Dans plusieurs stations-service, les automobilistes constatent déjà une augmentation des prix. Cette hausse pourrait rapidement se répercuter sur les coûts de transport, notamment pour les taxis, les bus et les motos-taxis très utilisés dans les grandes villes.
Les experts craignent également que cette situation n’entraîne une nouvelle flambée des prix des produits alimentaires, car le transport joue un rôle essentiel dans la chaîne d’approvisionnement.
En Sierra Leone, la pression sur les ménages
Du côté de la Sierra Leone, l’impact de la hausse du pétrole est encore plus sensible. Le pays dépend presque entièrement des importations de carburant pour faire fonctionner son économie.
À Freetown et dans d’autres villes, plusieurs acteurs du secteur du transport redoutent déjà une augmentation prochaine du prix du litre d’essence.
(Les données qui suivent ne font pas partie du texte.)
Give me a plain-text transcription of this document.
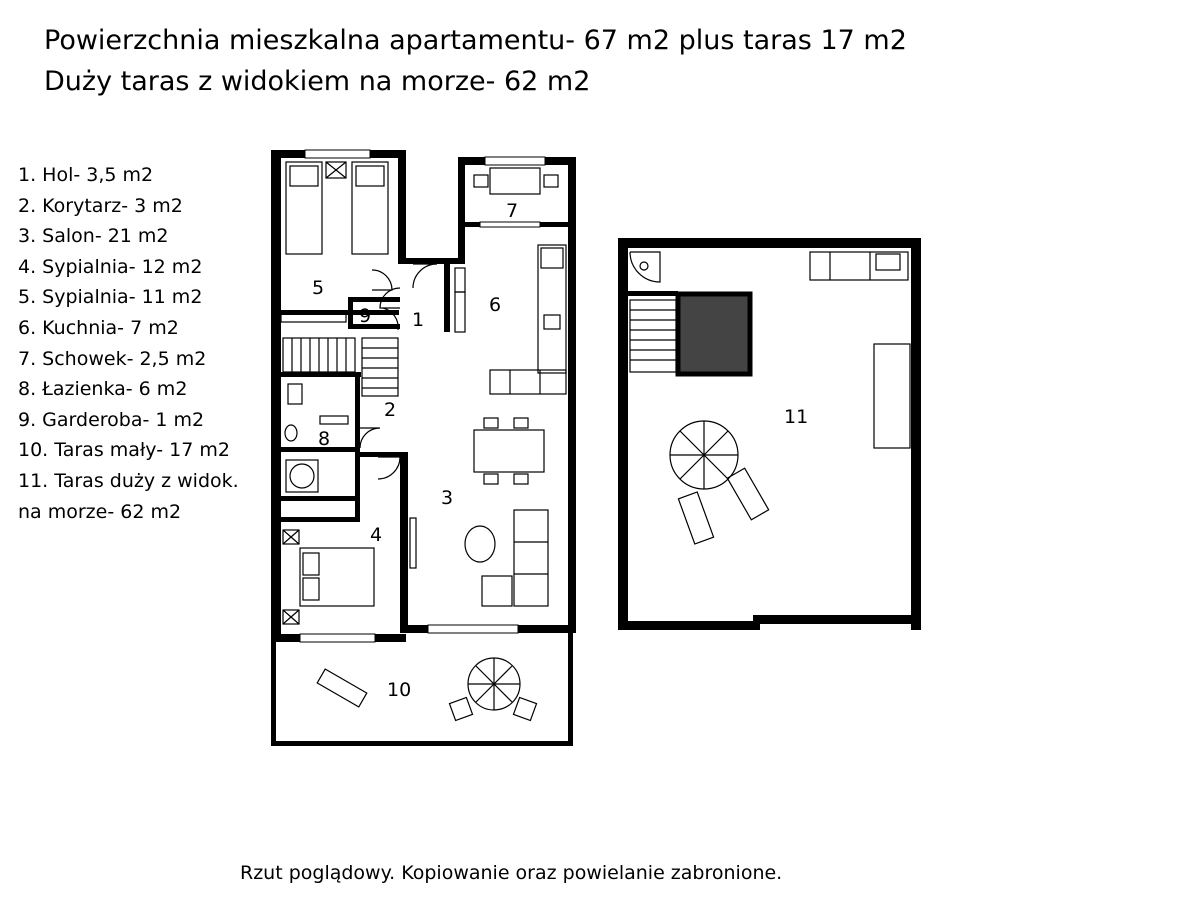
Powierzchnia mieszkalna apartamentu- 67 m2 plus taras 17 m2
Duży taras z widokiem na morze- 62 m2
1. Hol- 3,5 m2
2. Korytarz- 3 m2
3. Salon- 21 m2
4. Sypialnia- 12 m2
5. Sypialnia- 11 m2
6. Kuchnia- 7 m2
7. Schowek- 2,5 m2
8. Łazienka- 6 m2
9. Garderoba- 1 m2
10. Taras mały- 17 m2
11. Taras duży z widok.
na morze- 62 m2
1
2
3
4
5
6
7
8
9
10
11
Rzut poglądowy. Kopiowanie oraz powielanie zabronione.
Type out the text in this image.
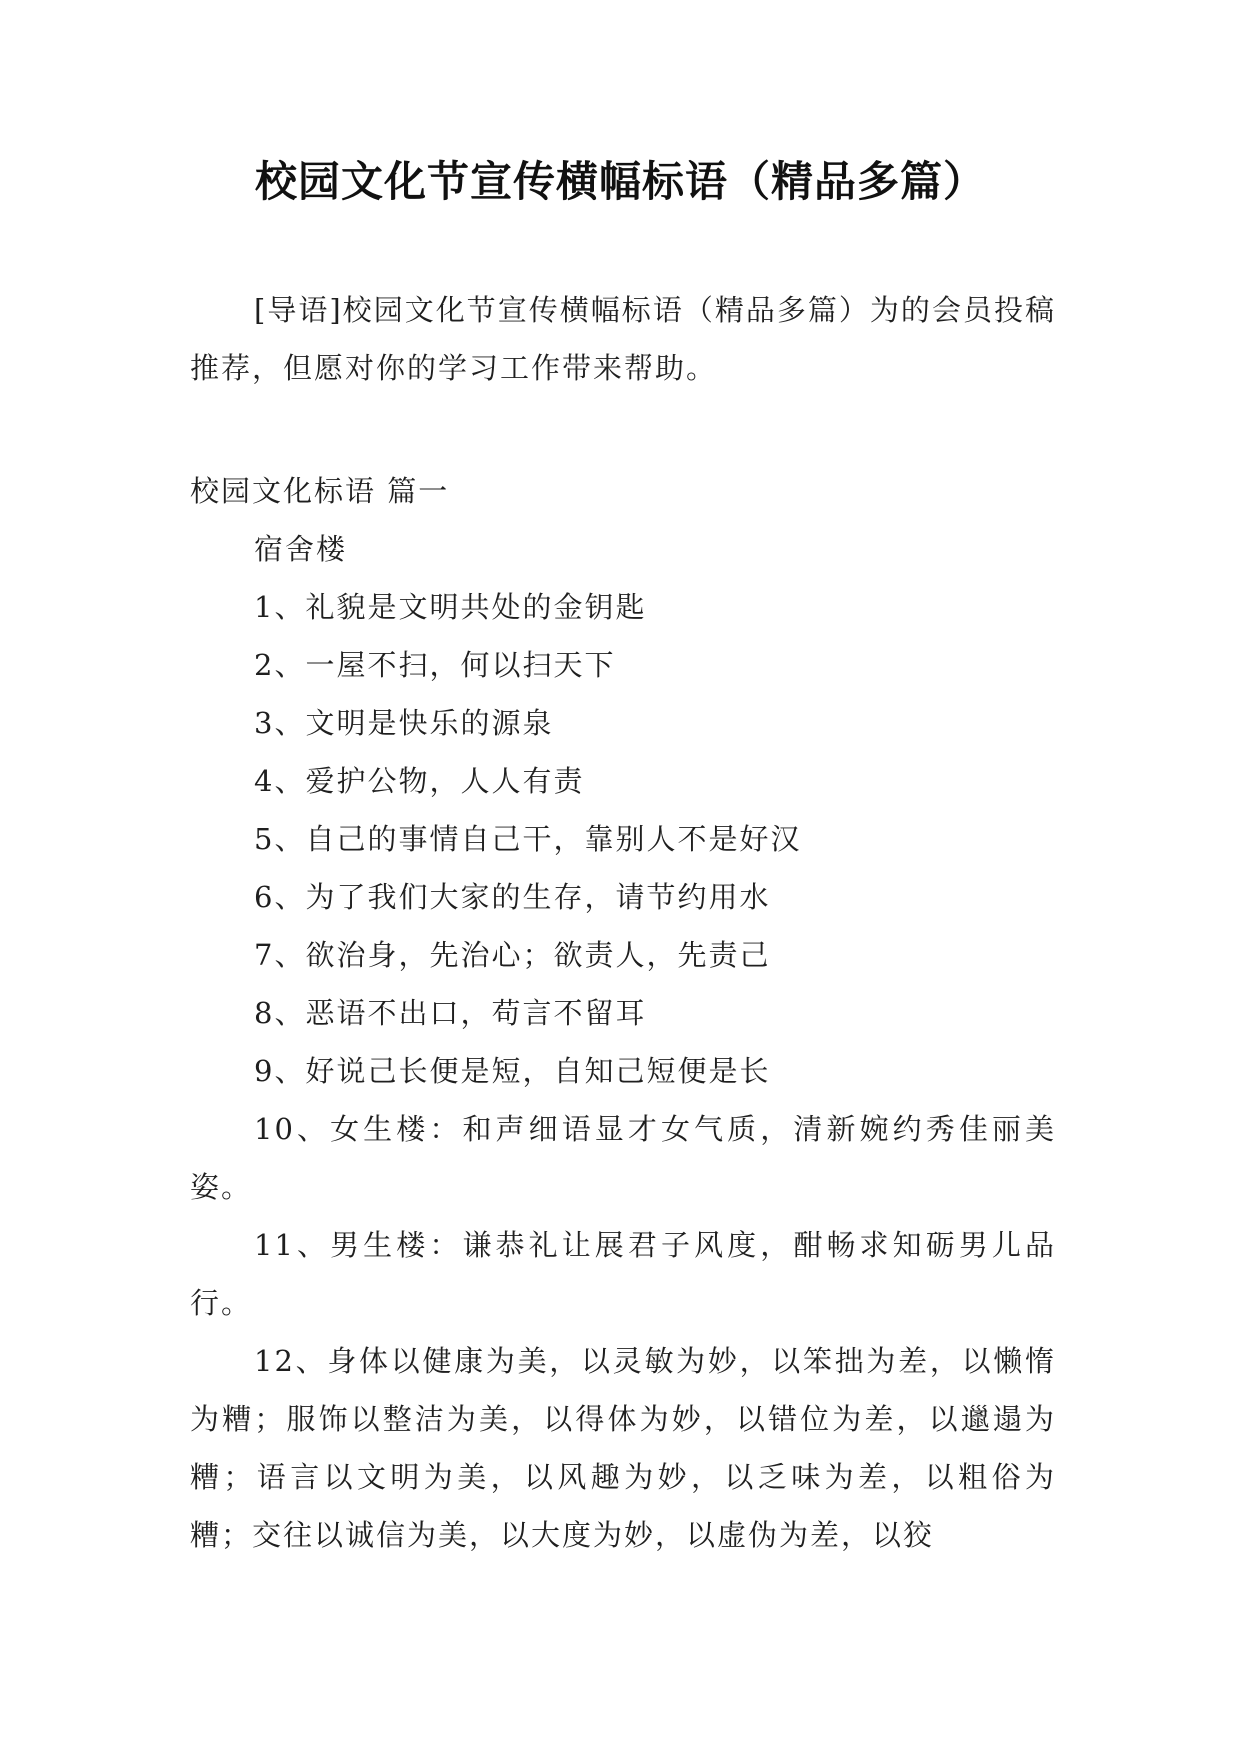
校园文化节宣传横幅标语（精品多篇）

[导语]校园文化节宣传横幅标语（精品多篇）为的会员投稿推荐，但愿对你的学习工作带来帮助。

校园文化标语 篇一

宿舍楼

1、礼貌是文明共处的金钥匙

2、一屋不扫，何以扫天下

3、文明是快乐的源泉

4、爱护公物，人人有责

5、自己的事情自己干，靠别人不是好汉

6、为了我们大家的生存，请节约用水

7、欲治身，先治心；欲责人，先责己

8、恶语不出口，苟言不留耳

9、好说己长便是短，自知己短便是长

10、女生楼：和声细语显才女气质，清新婉约秀佳丽美姿。

11、男生楼：谦恭礼让展君子风度，酣畅求知砺男儿品行。

12、身体以健康为美，以灵敏为妙，以笨拙为差，以懒惰为糟；服饰以整洁为美，以得体为妙，以错位为差，以邋遢为糟；语言以文明为美，以风趣为妙，以乏味为差，以粗俗为糟；交往以诚信为美，以大度为妙，以虚伪为差，以狡
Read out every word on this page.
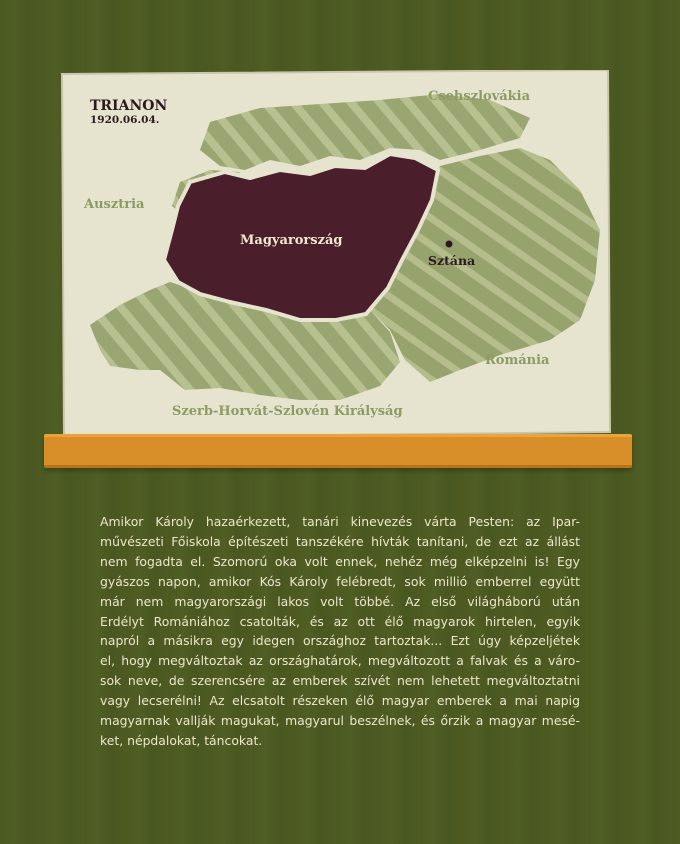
TRIANON
1920.06.04.
Csehszlovákia
Ausztria
Magyarország
Sztána
Románia
Szerb-Horvát-Szlovén Királyság
Amikor Károly hazaérkezett, tanári kinevezés várta Pesten: az Ipar-
művészeti Főiskola építészeti tanszékére hívták tanítani, de ezt az állást
nem fogadta el. Szomorú oka volt ennek, nehéz még elképzelni is! Egy
gyászos napon, amikor Kós Károly felébredt, sok millió emberrel együtt
már nem magyarországi lakos volt többé. Az első világháború után
Erdélyt Romániához csatolták, és az ott élő magyarok hirtelen, egyik
napról a másikra egy idegen országhoz tartoztak... Ezt úgy képzeljétek
el, hogy megváltoztak az országhatárok, megváltozott a falvak és a váro-
sok neve, de szerencsére az emberek szívét nem lehetett megváltoztatni
vagy lecserélni! Az elcsatolt részeken élő magyar emberek a mai napig
magyarnak vallják magukat, magyarul beszélnek, és őrzik a magyar mesé-
ket, népdalokat, táncokat.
Une telle hausse pourrait avoir des conséquences directes sur le coût de la vie, notamment pour les ménages les plus modestes.
Au-delà du Nigeria et de la Sierra Leone, cette flambée du pétrole rappelle une vulnérabilité perceptible dans plusieurs économies africaines face aux crises internationales. Et pour de nombreux analystes, si la guerre au Moyen-Orient devait se prolonger, l’impact pourrait être encore plus important sur le continent.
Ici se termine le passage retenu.